Two clinical factors may predict PSA response to cabazitaxel in men with metastatic castration-resistant prostate cancer.
In a small retrospective analysis, men with metastatic castration-resistant prostate cancer (CRPC) treated with cabazitaxel had greater prostate-specific antigen (PSA) responses if more time elapsed following their treatment with docetaxel and visceral disease was present.
A lower hemoglobin level (< 100 g/L) was associated with a worse overall survival (P = .024), although there was no specific value that could be used as a cutoff, according to the study authors.
No factors were statistically significantly linked to an improved overall survival.
A patient’s age of less than 65 years was associated with an increased risk of PSA progression (P = .023). Other factors associated with a PSA response were lung metastases (P = .040), although this did not translate to an improvement in overall survival.
Prior treatment with abiraterone did not impact response to cabazitaxel.
These results (Abstract 281) were presented by Daniel Yokom, MD, of Princess Margaret Hospital in Toronto, at the 2015 Genitourinary Cancers Symposium.
“Unfortunately, we were not able to identify any specific factors that were associated with improved overall survival,” said Yokom.

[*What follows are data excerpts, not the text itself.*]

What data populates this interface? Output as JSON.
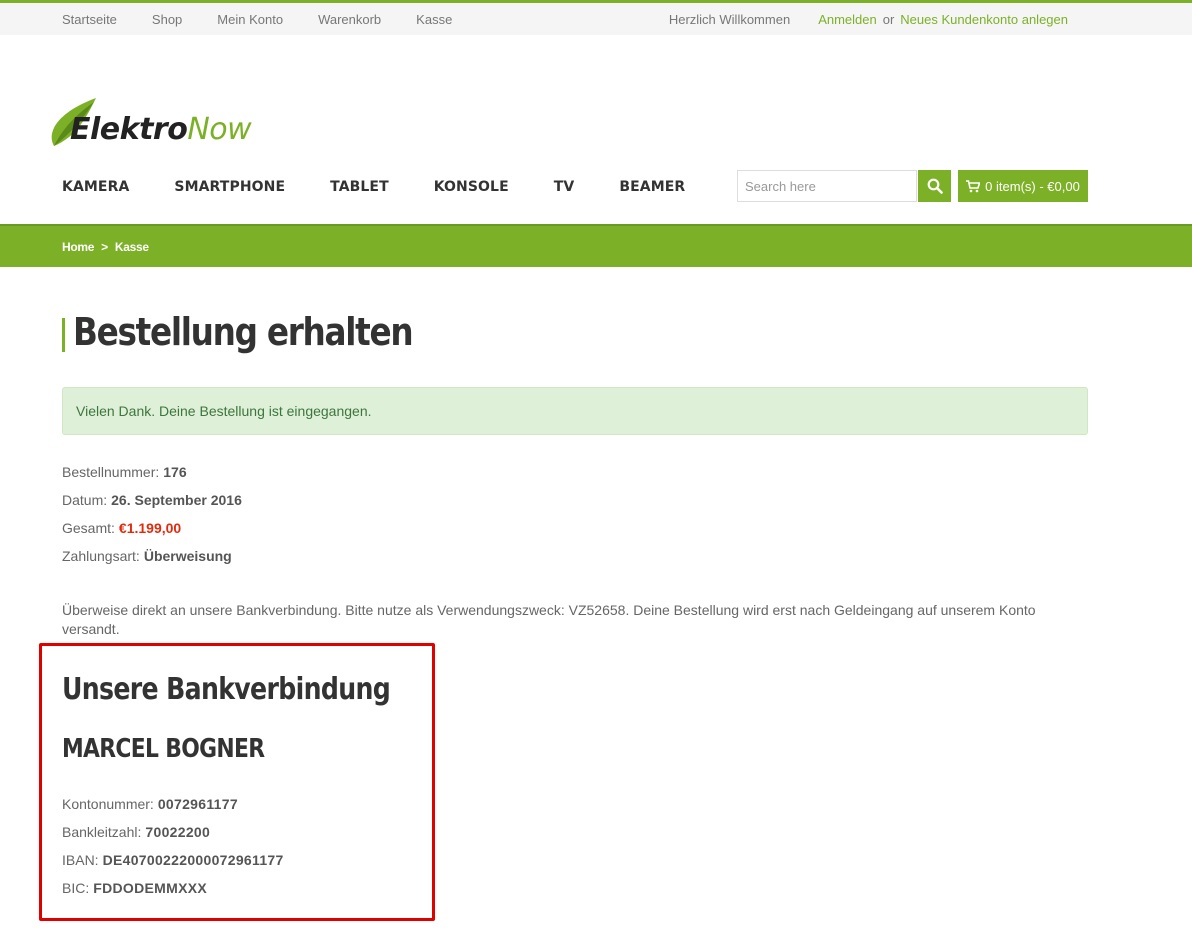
{
  "topbar": {
    "links": [
      "Startseite",
      "Shop",
      "Mein Konto",
      "Warenkorb",
      "Kasse"
    ],
    "welcome": "Herzlich Willkommen",
    "login": "Anmelden",
    "or": "or",
    "register": "Neues Kundenkonto anlegen"
  },
  "logo": {
    "part1": "Elektro",
    "part2": "Now"
  },
  "nav": [
    "KAMERA",
    "SMARTPHONE",
    "TABLET",
    "KONSOLE",
    "TV",
    "BEAMER"
  ],
  "search": {
    "placeholder": "Search here"
  },
  "cart": {
    "label": "0 item(s) - €0,00"
  },
  "breadcrumb": {
    "home": "Home",
    "sep": ">",
    "current": "Kasse"
  },
  "page": {
    "title": "Bestellung erhalten",
    "notice": "Vielen Dank. Deine Bestellung ist eingegangen."
  },
  "order": {
    "number_label": "Bestellnummer:",
    "number": "176",
    "date_label": "Datum:",
    "date": "26. September 2016",
    "total_label": "Gesamt:",
    "total": "€1.199,00",
    "payment_label": "Zahlungsart:",
    "payment": "Überweisung"
  },
  "instruction": "Überweise direkt an unsere Bankverbindung. Bitte nutze als Verwendungszweck: VZ52658. Deine Bestellung wird erst nach Geldeingang auf unserem Konto versandt.",
  "bank": {
    "heading": "Unsere Bankverbindung",
    "holder": "MARCEL BOGNER",
    "account_label": "Kontonummer:",
    "account": "0072961177",
    "blz_label": "Bankleitzahl:",
    "blz": "70022200",
    "iban_label": "IBAN:",
    "iban": "DE40700222000072961177",
    "bic_label": "BIC:",
    "bic": "FDDODEMMXXX"
  },
  "colors": {
    "accent": "#7cb127",
    "price": "#e02b0e",
    "highlight_border": "#e00000",
    "notice_bg": "#dff0d8"
  }
}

There are several second-line treatment options for metastatic CRPC, including cabazitaxel. The randomized open-label TROPIC trial previously compared cabazitaxel plus prednisone with mitoxantrone in men with metastatic CRPC who progressed following docetaxel therapy. Treatment with cabazitaxel improved overall survival by 2.4 months (12.7 months in the mitoxantrone arm vs 15.1 months in the cabazitaxel arm).

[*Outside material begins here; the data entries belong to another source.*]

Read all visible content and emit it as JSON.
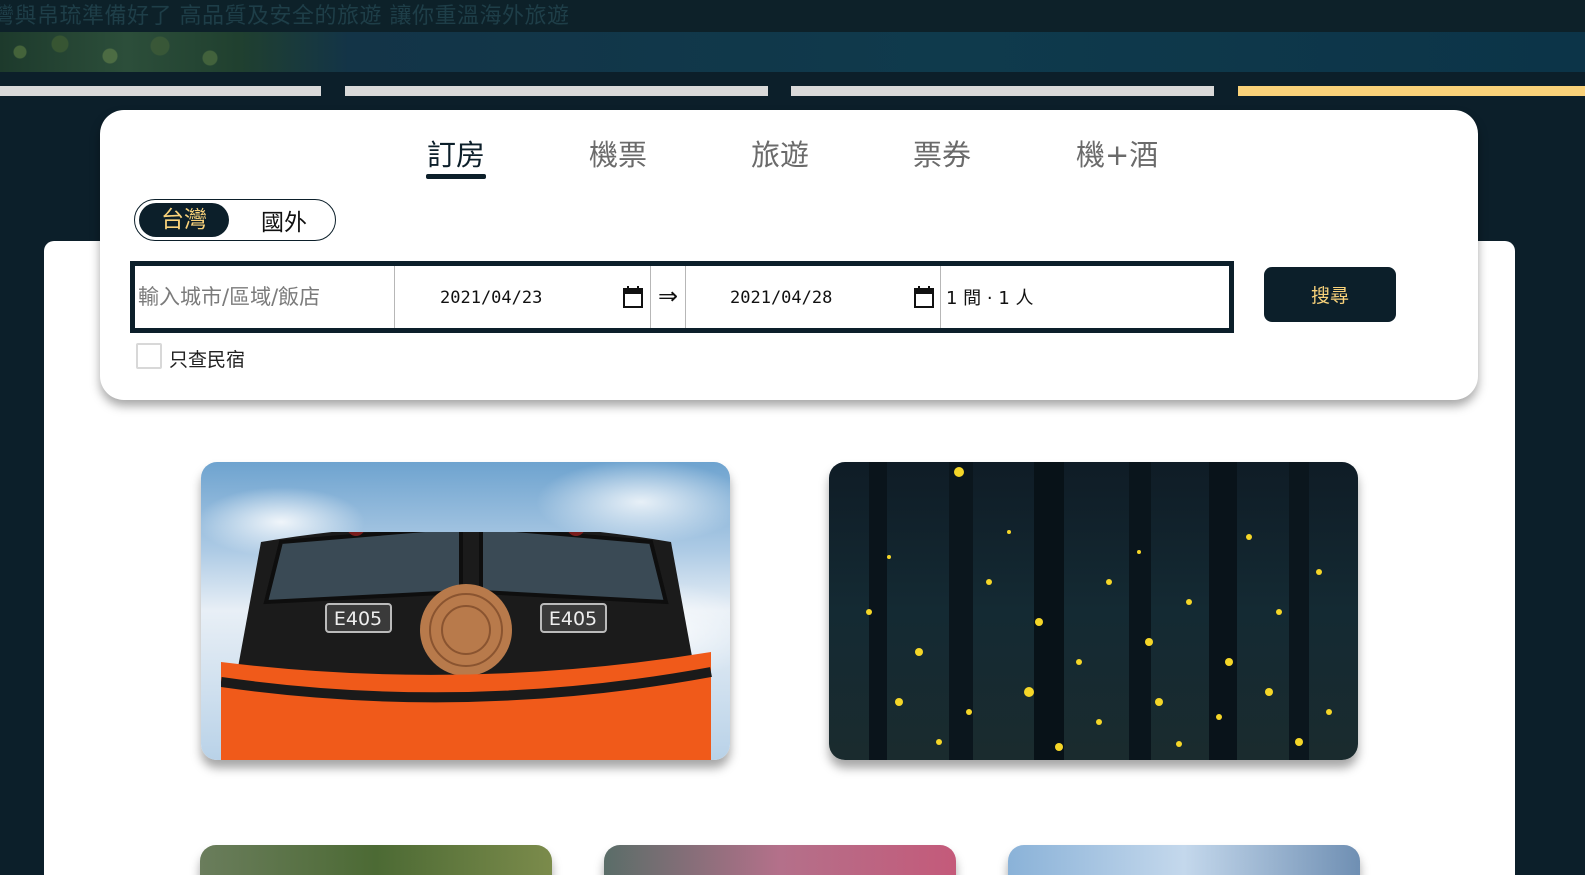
{
  "hero": {
    "slogan": "灣與帛琉準備好了 高品質及安全的旅遊 讓你重溫海外旅遊",
    "slides": [
      {
        "active": false
      },
      {
        "active": false
      },
      {
        "active": false
      },
      {
        "active": true
      }
    ]
  },
  "booking": {
    "tabs": [
      {
        "label": "訂房",
        "active": true
      },
      {
        "label": "機票",
        "active": false
      },
      {
        "label": "旅遊",
        "active": false
      },
      {
        "label": "票券",
        "active": false
      },
      {
        "label": "機+酒",
        "active": false
      }
    ],
    "region": {
      "options": [
        "台灣",
        "國外"
      ],
      "selected": "台灣"
    },
    "destination_placeholder": "輸入城市/區域/飯店",
    "checkin_date": "2021/04/23",
    "checkout_date": "2021/04/28",
    "date_arrow": "⇒",
    "guests": "1 間 · 1 人",
    "search_label": "搜尋",
    "bnb_only_label": "只查民宿",
    "bnb_only_checked": false
  },
  "colors": {
    "navy": "#0c1f2a",
    "accent_gold": "#f9d27a"
  },
  "destinations": [
    {
      "name": "train-photo",
      "train_numbers": [
        "E405",
        "E405"
      ]
    },
    {
      "name": "firefly-forest-photo"
    }
  ]
}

Yokom and colleagues analyzed the data to identify patient clinical factors that may predict a better response to cabazitaxel. “The TROPIC trial showed that many patients with metastatic CRPC can benefit from cabazitaxel. In the meantime, however, abiraterone, enzalutamide, and radium-223 have all been approved in the post-docetaxel setting. With so many agents to choose from, the purpose of this study was an attempt to inform physicians on patient and disease factors that predict which patients would do well or become worse on cabazitaxel,” Yokom told Cancer Network.
Yokom and colleagues evaluated baseline characteristics in 45 patients from 5 centers in Canada who were treated as part of an early access program. The median patient age was 65 years and the median PSA level was 249.7 ng/mL. Twenty-two percent of patients had visceral disease, and 69% had pain.
Both cabazitaxel and docetaxel belong to the taxane class of cytotoxic chemotherapies, binding to microtubules and interfering with cell division. The two agents have different side effect profiles, as well as different pharmacokinetic and pharmacodynamic properties, according to Yokom. “We do know that patients on the TROPIC trial who were heavily pretreated had the most benefit, so there is clearly a difference in the patients who will respond to cabazitaxel compared to docetaxel,” he said.
The analysis showed a similar response and side effect profile in the patients treated in regular practice and those treated as part of the TROPIC trial.
Further studies are needed to assess the clinical factors, and potentially, biomarkers that may predict which patients will have a better response to cabazitaxel after docetaxel treatment. “It will be important to continue to assess factors associated with response to cabazitaxel as we get more experience using the drug in routine practice, in particular, as an increasing number of patients are exposed to other agents such as enzalutamide or exposed to docetaxel early in the castrate-sensitive setting,” said Yokom.